Team building is a continuous process of learning
Robert Buckingham, Senior Director of Information Systems at Presbyterian SeniorCare in Pittsburgh, knows something about building an IT team. He was the first IT person brought on board almost seven years ago when Presbyterian SeniorCare came to a point where they needed to take better advantage of technology in order to grow the business and serve their residents better.
We spoke to Buckingham about his background and his team-building experience.
You came in at a pivot point for the company.
Buckingham: They realized they needed to get a real IT person in to run things and not have to depend on, you know, a nursing supervisor who was good with computers. They needed somebody with a little more of an overall IT vision. We’ve made some major changes and differences in the time we’ve been here.
What’s your shop manage now, seven years later?
Buckingham: We not only manage the facility’s network infrastructure–2,200 users; 1,100 Windows-based machines, and some iPads and iPhones–but also support a guest network for the residents and their families.
What have you learned about building a solid IT team?
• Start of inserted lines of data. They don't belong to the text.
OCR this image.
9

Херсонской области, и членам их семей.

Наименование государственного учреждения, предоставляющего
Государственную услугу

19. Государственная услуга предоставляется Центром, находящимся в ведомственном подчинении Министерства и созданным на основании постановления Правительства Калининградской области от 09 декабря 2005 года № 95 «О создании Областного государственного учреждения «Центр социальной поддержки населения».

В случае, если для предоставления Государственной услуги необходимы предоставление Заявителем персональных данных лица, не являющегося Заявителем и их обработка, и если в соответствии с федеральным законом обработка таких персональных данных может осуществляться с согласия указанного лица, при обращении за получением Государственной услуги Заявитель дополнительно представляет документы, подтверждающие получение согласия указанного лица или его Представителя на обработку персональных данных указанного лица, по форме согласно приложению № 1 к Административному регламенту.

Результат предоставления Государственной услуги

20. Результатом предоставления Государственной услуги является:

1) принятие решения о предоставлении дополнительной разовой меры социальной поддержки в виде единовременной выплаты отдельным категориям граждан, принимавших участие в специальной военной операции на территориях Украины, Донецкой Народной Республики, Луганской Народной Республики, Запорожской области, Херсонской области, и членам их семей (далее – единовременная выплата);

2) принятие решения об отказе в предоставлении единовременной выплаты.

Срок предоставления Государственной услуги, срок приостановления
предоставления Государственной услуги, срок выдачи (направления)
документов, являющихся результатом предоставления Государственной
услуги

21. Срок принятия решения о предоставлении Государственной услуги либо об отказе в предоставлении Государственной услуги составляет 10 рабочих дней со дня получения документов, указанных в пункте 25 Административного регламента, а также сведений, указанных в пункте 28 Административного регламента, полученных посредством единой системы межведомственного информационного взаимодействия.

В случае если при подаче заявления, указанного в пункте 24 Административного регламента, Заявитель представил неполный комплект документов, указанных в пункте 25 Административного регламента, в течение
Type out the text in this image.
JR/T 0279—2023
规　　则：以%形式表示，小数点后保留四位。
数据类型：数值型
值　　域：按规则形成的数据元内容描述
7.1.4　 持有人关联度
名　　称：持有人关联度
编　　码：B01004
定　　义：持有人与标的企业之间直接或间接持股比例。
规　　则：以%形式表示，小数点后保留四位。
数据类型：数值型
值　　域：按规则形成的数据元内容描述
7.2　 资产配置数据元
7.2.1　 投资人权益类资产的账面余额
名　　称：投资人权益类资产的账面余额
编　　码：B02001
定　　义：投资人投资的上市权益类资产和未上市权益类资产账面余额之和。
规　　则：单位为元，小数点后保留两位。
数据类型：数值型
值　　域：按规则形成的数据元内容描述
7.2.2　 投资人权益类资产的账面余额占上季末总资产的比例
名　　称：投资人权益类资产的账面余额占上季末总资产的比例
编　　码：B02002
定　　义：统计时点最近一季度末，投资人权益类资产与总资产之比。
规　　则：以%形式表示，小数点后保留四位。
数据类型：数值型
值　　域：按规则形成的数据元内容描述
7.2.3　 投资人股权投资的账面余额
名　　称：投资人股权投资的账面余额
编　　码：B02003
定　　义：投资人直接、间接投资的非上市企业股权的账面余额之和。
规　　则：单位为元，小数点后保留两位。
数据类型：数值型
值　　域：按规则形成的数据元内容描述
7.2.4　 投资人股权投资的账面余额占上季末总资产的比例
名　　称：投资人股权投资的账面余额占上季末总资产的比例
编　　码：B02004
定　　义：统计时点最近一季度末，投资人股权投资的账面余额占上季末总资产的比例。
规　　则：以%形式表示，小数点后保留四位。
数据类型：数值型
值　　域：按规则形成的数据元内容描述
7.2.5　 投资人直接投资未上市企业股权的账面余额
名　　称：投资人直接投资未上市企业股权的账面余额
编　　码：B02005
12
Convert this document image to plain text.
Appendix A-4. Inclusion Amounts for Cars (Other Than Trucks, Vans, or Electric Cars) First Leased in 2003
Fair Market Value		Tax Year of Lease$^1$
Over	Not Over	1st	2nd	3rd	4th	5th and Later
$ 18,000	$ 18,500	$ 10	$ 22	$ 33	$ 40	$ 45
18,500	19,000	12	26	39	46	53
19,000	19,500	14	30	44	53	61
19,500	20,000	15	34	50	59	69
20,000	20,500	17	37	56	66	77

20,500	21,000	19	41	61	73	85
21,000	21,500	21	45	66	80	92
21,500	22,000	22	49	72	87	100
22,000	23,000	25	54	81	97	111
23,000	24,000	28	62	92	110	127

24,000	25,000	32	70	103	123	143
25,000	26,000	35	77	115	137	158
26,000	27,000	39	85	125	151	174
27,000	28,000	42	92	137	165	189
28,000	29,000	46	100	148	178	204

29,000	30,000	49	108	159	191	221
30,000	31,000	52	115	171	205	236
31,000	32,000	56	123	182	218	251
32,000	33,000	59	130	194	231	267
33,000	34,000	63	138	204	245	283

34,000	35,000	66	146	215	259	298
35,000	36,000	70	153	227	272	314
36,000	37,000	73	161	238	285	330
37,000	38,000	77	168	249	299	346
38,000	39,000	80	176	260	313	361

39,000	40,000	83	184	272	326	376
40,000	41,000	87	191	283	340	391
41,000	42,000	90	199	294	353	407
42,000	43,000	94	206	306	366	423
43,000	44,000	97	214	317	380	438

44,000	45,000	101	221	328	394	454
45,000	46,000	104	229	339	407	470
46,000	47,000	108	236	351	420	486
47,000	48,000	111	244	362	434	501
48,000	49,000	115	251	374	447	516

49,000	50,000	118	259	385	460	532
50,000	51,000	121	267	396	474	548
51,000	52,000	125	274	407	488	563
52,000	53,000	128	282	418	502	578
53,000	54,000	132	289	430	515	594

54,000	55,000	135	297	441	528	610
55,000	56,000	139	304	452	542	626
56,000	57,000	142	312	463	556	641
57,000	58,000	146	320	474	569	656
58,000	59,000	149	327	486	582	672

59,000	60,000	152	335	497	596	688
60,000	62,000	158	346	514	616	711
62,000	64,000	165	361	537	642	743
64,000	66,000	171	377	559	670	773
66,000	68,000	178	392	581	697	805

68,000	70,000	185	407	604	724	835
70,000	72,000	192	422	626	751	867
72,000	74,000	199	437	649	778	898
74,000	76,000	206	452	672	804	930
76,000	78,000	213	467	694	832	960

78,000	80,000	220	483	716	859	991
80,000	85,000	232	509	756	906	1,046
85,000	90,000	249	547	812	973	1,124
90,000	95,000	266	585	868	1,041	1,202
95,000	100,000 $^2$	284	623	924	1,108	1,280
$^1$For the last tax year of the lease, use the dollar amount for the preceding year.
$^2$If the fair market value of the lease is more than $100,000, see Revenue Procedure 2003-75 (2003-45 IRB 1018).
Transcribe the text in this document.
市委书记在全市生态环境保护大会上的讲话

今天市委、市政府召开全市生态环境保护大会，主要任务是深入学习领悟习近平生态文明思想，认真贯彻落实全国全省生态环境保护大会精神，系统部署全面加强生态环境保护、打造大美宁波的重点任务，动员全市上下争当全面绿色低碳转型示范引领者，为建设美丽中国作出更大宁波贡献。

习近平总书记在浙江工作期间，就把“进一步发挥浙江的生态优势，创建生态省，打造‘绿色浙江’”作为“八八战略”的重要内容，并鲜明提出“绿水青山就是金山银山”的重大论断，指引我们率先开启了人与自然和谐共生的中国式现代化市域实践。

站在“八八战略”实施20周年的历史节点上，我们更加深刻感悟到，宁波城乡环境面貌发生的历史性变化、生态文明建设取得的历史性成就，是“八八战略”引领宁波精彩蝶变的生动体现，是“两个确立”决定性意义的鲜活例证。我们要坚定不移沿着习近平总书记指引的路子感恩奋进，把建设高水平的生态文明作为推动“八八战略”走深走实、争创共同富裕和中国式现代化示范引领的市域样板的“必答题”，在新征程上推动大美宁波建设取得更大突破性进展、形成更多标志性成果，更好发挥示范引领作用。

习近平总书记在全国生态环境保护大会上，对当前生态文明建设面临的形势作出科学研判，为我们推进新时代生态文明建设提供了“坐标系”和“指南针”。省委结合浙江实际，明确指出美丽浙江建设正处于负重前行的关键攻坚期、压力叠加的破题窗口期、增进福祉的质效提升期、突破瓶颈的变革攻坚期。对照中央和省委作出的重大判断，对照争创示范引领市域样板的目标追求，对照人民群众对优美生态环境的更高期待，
Buckingham: These days, there’s a lack of more rounded knowledge. People go to school for a specific function or a specific job or technology but they don’t understand the big picture on a lot of things. If you go to school for cybersecurity, your main function is oriented toward working within that environment.
How does the IT knowledge landscape differ now from when you were coming up?
Buckingham: This speaks to how old I am, but when I was in school, there wasn’t an IT or computer major. I came out of school with a Business Economic degree. I went right into programming, and did system setup and configuration, and operations management. I’ve also been a trainer and instructor.
So I have this breadth of knowledge and can take things from a business standpoint and relate it to what the executives and the boards want. I took a lot of public speaking classes, which they don’t do in schools now that much, especially not if you’re in a specific type of major. Those things are important because In IT, you have to write, analyze things, do presentations, and create RFPs.
While specializations are great, you’re saying that it’s not always enough.
Buckingham: You have to keep up with change. in the time I’ve been here, we’ve gone from Windows 2013 to 16 to 19. Now, we’re starting to do some 22s on servers. There are always going to be new things people need to learn. We need to become masters at those because, as I tell my team, ‘If it has a plug on it, we’re going to get asked about it.’
Is it better to hire for a business mindset and teach tech or the other way around?
Buckingham: I don’t know whether it’s better to have the business breadth and then go to technology or have the technology and then go on to learn the business. I don’t know that there’s anything better there one way or the other. I do know that when I’m looking for people to fill my team, I tend to look for somebody who fits in with the team and won’t be isolationist or something like that. You have to be a part of a team, and have the willingness to learn new stuff.
Do you continue to learn new stuff?
Buckingham: I still try every year, depending on exactly what’s going on, to get a new certification. A couple years back, I completed my Master’s Degree. I’d started it a long time ago and I was never able to complete it because of job travel—this was before online classes. I finally got that completed. And just yesterday, I attended a Cyber Range training seminar. There are some cloud classes coming up in a couple of weeks that I want to attend.
What measures do you take to make sure your team can keep learning?
Buckingham: I always make sure I have enough money in my budget every year to send my people to training classes if we need to. If they want to take a certified Microsoft course, then fine, go take a certified Microsoft course. If you want to take a certified Citrix course, go take the Citrix course. I’m not limiting them in what they can go to, because I want it to be something they want to figure out. I try to make sure that they meet new goals every year.